MAIN OUTCOMES AND MEASURES: The main outcomes were the annual cost of treatment with each medication, based on Medicare Part D prescription claims gross costs and US Food and Drug Administration-approved recommended dosing; market share of each medication, defined as the proportion of pharmaceutical spending accounted by every drug; and pharmaceutical spending per 1000 Medicare beneficiaries for all drugs. The relative contributions of Medicare Part D Plans' payments, Medicare catastrophic coverage payments, low-income cost-sharing subsidies, patients' out-of-pocket costs, manufacturers' coverage gap discounts, and other payments toward pharmaceutical spending were further quantified.

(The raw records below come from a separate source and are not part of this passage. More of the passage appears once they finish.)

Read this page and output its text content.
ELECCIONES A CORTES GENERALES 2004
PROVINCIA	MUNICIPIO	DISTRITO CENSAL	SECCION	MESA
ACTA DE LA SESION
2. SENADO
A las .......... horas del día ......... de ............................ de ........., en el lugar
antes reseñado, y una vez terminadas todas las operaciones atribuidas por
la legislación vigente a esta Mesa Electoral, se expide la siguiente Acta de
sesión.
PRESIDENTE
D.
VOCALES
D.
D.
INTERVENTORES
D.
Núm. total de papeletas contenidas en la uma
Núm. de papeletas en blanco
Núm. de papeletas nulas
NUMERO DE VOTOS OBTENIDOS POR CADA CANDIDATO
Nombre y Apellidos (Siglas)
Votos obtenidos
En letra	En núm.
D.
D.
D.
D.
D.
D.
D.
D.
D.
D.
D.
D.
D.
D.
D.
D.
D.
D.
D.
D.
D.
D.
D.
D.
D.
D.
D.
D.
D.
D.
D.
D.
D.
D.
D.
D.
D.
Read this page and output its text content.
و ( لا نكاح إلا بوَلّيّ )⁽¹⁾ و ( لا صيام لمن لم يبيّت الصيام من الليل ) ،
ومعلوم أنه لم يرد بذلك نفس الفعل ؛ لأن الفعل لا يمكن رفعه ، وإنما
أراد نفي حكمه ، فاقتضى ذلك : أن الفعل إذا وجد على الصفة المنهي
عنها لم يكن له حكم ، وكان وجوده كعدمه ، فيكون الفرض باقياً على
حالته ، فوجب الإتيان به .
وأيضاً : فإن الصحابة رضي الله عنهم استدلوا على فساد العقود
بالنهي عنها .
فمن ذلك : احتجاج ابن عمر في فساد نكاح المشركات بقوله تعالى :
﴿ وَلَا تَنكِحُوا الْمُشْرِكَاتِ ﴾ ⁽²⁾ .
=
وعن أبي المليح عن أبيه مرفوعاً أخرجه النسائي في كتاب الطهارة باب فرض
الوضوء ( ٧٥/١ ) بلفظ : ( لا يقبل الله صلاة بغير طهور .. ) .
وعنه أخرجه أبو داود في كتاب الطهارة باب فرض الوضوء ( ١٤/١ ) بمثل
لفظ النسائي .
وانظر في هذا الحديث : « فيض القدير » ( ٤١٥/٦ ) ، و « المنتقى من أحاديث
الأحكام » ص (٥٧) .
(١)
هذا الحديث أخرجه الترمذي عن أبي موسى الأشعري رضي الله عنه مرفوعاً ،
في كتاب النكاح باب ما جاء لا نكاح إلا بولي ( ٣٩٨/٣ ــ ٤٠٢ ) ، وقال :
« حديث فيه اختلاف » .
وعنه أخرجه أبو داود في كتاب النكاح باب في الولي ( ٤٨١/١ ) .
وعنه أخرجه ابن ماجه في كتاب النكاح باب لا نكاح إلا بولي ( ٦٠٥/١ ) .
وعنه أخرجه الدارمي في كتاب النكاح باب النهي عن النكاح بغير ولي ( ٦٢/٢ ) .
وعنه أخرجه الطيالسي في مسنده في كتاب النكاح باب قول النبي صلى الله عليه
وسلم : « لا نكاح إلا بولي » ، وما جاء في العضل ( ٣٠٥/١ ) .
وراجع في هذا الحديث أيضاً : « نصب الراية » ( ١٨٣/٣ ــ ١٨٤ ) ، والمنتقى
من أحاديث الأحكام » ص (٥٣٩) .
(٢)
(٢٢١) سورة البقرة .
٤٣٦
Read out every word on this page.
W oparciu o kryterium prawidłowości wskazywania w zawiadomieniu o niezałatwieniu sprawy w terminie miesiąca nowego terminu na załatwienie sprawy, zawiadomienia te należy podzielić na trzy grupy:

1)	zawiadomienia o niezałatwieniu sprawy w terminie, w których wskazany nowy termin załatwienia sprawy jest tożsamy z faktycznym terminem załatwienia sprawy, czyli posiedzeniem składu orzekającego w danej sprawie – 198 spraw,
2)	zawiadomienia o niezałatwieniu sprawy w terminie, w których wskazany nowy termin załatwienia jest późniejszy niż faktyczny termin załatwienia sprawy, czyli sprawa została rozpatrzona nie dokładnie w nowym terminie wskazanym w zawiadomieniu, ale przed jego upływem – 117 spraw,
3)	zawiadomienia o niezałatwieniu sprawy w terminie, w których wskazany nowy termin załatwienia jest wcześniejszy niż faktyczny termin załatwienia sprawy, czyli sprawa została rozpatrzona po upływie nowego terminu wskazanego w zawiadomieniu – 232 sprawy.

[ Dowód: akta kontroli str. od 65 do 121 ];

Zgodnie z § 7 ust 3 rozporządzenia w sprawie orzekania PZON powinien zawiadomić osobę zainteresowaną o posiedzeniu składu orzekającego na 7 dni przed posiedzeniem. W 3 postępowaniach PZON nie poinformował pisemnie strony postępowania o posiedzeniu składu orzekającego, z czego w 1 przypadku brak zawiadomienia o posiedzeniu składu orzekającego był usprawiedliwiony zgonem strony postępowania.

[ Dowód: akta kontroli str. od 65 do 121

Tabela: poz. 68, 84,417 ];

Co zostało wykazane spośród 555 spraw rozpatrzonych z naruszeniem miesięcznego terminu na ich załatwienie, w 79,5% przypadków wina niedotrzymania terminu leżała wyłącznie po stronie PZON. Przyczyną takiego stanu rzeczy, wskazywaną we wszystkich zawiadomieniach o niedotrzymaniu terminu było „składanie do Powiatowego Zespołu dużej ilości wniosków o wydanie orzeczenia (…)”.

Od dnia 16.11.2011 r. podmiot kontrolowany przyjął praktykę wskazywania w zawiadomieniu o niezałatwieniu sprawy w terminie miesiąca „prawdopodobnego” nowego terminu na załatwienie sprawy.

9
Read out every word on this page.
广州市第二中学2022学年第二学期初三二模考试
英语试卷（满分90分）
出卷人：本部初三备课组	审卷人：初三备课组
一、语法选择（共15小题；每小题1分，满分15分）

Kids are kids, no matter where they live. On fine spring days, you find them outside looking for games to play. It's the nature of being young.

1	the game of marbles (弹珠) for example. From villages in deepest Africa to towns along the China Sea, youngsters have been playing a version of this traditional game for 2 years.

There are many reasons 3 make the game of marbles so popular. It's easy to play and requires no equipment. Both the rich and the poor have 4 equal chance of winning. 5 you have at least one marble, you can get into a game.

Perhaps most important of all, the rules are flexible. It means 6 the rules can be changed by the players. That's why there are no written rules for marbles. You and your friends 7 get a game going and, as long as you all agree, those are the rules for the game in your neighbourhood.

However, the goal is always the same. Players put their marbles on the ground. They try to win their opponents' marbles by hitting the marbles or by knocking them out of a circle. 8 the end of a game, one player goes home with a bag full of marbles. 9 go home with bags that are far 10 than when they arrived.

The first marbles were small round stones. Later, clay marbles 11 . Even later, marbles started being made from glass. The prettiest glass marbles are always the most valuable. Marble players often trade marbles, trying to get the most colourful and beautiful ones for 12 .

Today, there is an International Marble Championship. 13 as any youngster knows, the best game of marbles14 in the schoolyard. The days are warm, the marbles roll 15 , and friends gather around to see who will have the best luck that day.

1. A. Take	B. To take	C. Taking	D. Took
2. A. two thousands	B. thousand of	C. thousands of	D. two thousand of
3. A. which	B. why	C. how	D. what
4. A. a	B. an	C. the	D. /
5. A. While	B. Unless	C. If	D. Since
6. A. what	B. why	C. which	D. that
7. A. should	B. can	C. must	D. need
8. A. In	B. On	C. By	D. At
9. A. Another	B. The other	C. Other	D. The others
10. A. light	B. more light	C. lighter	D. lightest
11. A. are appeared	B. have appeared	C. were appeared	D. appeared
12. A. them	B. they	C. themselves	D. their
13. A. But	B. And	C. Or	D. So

RESULTS: Annual costs of treatment with self-administered DMTs for MS more than quadrupled from 2006 to 2016, from a mean (SD) of $18 660 ($1177) to $75 847 ($16 956) and at a mean rate of 12.8% every year. Brand-name glatiramers accounted for the largest market share across the study period, ranging between $25 552 of $79 411 per 1000 Medicare beneficiaries (32.2%) and $10 342 of $21 365 per 1000 Medicare beneficiaries (48.4%). Platform therapies experienced a substantial drop from 2006 to 2016 in favor of newer therapies, with decreases in the market shares of brand-name glatiramers (per 1000 Medicare beneficiaries: $2861 of $7794 [36.7%] to $25 552 of $79 411 [32.2%]), interferon beta-1a (30 µg; per 1000 Medicare beneficiaries: $2521 of $7794 [32.3%] to $11 298 of $79 411 [14.2%]), interferon beta-1b (Betaseron; per 1000 Medicare beneficiaries: $1460 of $7794 [18.7%] to $3588 of $79 411 [4.5%]), and interferon beta-1a (8.8/22/44 µg; per 1000 Medicare beneficiaries: $951 of $7794 [12.2%] to $6588 of $79 411 [8.3%]) and increases in fingolimod (to $6311 of $79 411 per 1000 Medicare beneficiaries [7.9%]), teriflunomide (to $7177 of $79 411 per 1000 Medicare beneficiaries [9.0%]), and dimethyl fumarate (to $15 262 of $79 411 per 1000 Medicare beneficiaries [19.2%]). Throughout the study period, pharmaceutical spending per 1000 beneficiaries increased 10.2-fold (from $7794 to $79 411), and out-of-pocket patient spending per 1000 beneficiaries increased 7.2-fold (from $372 to $2673). The relative contribution of federal payments toward pharmaceutical spending increased from $5335 of $7794 (68.5%) to $58 620 to $79 411 (73.8%).
CONCLUSIONS AND RELEVANCE: Per this analysis, prices of self-administered DMTs for MS increased dramatically between 2006 and 2016. This resulted in a 7.2-fold increase in patient out-of-pocket costs.